Go-To Flies for Ascension Bay
I don’t care where you fish or how many flies you have in your box, chances are your guide will take one look at your fly selection and ask if you brought more. So here’s a list of five must-have flies for your next visit to the Yucatan flats.
Rag Head Crab – Umpqua and Casa Blanca Rag Head Crab – Rainy’s
The Rag Head is hands down the most go-to crab fly for guides and avid anglers in Ascension Bay for chasing permit in all ranges of water depth. Tan and white are must haves in sizes 2, 4, and 6. More permit have been taking on the Rag Head in Ascension Bay than on any other fly in the world. You better have a few!
Squimp – Umpqua
This is always a guide favorite when schools of small to medium permit are in the area. Fished in primarily a size 6 with quick strips both in the bay and oceanside.
EP Micro Crab (Sand)
The majority of anglers chasing bonefish in Ascension Bay are advised to fish some sort of a Crazy Charlie or any smaller shrimp pattern. Although extremely effective in most scenarios, I’ve found fishing this micro crab beneficial for several reasons.
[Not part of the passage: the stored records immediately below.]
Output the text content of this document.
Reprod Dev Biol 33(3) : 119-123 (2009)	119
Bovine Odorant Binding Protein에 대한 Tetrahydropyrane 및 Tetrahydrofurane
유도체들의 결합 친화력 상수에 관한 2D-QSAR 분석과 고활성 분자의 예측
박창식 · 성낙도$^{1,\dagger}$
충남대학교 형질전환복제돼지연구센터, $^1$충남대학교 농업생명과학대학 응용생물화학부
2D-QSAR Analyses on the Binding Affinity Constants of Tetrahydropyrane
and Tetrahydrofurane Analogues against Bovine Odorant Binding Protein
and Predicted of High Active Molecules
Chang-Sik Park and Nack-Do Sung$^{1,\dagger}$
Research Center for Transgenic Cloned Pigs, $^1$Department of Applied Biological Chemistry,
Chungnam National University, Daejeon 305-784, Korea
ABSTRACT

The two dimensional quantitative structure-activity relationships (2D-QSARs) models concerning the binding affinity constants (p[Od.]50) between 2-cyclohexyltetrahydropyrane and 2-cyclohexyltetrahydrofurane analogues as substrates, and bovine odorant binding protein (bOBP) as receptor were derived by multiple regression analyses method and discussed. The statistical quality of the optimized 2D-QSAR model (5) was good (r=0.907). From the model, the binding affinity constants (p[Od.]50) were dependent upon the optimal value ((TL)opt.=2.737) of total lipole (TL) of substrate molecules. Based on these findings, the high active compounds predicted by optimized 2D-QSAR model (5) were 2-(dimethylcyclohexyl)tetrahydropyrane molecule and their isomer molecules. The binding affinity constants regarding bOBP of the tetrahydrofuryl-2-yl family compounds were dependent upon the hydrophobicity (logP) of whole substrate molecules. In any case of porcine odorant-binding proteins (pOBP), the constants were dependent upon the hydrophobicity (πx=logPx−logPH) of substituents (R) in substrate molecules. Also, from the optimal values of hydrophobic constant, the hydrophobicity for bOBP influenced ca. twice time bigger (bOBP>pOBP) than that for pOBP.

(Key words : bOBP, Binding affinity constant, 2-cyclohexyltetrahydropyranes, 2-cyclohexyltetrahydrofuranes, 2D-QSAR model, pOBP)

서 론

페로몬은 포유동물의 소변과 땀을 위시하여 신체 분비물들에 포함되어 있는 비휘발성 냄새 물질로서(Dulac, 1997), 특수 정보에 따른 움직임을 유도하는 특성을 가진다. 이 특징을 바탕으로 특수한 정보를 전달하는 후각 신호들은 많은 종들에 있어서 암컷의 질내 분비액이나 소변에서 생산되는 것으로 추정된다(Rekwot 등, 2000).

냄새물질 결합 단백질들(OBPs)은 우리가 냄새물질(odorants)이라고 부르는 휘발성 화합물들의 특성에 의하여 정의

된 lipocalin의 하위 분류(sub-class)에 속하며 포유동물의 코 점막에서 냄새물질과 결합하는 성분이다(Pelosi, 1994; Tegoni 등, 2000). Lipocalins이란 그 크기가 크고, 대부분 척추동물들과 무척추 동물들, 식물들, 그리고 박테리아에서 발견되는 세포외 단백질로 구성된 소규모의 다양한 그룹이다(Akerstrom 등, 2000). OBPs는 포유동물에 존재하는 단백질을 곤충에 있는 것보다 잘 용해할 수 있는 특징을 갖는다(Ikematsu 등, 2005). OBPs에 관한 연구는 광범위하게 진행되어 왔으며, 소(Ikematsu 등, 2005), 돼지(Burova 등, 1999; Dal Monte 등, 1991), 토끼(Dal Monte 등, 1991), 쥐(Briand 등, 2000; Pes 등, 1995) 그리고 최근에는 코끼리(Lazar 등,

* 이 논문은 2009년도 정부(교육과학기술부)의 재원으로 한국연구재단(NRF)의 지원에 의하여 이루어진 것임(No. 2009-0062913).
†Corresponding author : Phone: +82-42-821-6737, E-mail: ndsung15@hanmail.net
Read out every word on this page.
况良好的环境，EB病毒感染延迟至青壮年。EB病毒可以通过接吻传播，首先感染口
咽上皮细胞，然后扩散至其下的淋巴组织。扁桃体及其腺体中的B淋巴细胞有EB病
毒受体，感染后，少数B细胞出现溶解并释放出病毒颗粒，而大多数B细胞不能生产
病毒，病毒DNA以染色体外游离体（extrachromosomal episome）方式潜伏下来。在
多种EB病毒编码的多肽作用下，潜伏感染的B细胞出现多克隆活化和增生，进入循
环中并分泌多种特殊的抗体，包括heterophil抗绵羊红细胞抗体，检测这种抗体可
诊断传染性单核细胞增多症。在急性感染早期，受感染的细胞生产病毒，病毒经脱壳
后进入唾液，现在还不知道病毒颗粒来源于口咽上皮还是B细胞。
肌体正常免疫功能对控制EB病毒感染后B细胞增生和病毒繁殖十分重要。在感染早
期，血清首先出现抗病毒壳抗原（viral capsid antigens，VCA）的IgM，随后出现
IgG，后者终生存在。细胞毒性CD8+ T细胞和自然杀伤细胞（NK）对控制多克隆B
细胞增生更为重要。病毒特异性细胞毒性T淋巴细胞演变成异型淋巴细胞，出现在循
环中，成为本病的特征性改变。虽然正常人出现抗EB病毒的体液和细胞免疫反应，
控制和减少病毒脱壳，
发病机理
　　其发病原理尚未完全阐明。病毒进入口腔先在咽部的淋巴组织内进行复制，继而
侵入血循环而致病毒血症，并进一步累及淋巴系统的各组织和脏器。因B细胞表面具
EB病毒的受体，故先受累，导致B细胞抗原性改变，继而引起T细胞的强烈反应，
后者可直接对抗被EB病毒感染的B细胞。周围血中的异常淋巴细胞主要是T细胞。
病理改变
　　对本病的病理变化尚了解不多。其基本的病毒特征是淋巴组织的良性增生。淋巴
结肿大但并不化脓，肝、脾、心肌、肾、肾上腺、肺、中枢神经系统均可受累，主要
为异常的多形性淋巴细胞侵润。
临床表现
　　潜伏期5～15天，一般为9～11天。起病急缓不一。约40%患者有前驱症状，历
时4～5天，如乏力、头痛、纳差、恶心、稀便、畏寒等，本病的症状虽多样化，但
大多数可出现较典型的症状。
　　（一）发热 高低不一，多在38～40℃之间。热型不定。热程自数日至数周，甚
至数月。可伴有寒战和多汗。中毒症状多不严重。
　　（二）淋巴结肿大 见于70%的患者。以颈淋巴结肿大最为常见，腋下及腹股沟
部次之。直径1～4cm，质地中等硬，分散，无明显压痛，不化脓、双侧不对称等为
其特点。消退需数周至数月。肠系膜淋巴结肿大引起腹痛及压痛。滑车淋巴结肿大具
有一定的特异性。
First, the fly lands extremely soft and quiet in shallow water. Second, the profile is large enough to grab the fish’s attention from a distance so you don’t have to be spot on with presentation. Next, the larger bonefish seem to prefer the crab. Finally, fishing a crab to a bonefish the same way you would to a permit will train an angler to the subtleties and strategies of fishing a crab fly on an easier playing field. Once you’ve mastered the crab presentation to a few tailed up bonefish, it’s time to grab the Rag Head and start chasing palometa!
Tarpon SP Finger Mullet
When conditions pan out and your guide takes you oceanside, you don’t want to leave the dock without a large tarpon fly with a little weight to it. The finger mullet is a good fly, but what you’re looking for is a 4-6 inch fly with a little weight to it. The weight will help throw the larger fly into the wind and also to get the fly down to the fish in deeper water. Use short twitchy strips once the fly is front of the fish, and then use a long hard hookset with a few extra whacks to make sure you bury that hook!
Triple Threat Tarpon – Umpqua
This is a great backcountry tarpon fly for fishing mostly shallow water conditions. The color is perfect for clear water lagoons and edges of mixed water where bay resident tarpon like to hunt. Not too bright and not too natural — just right for the silver king.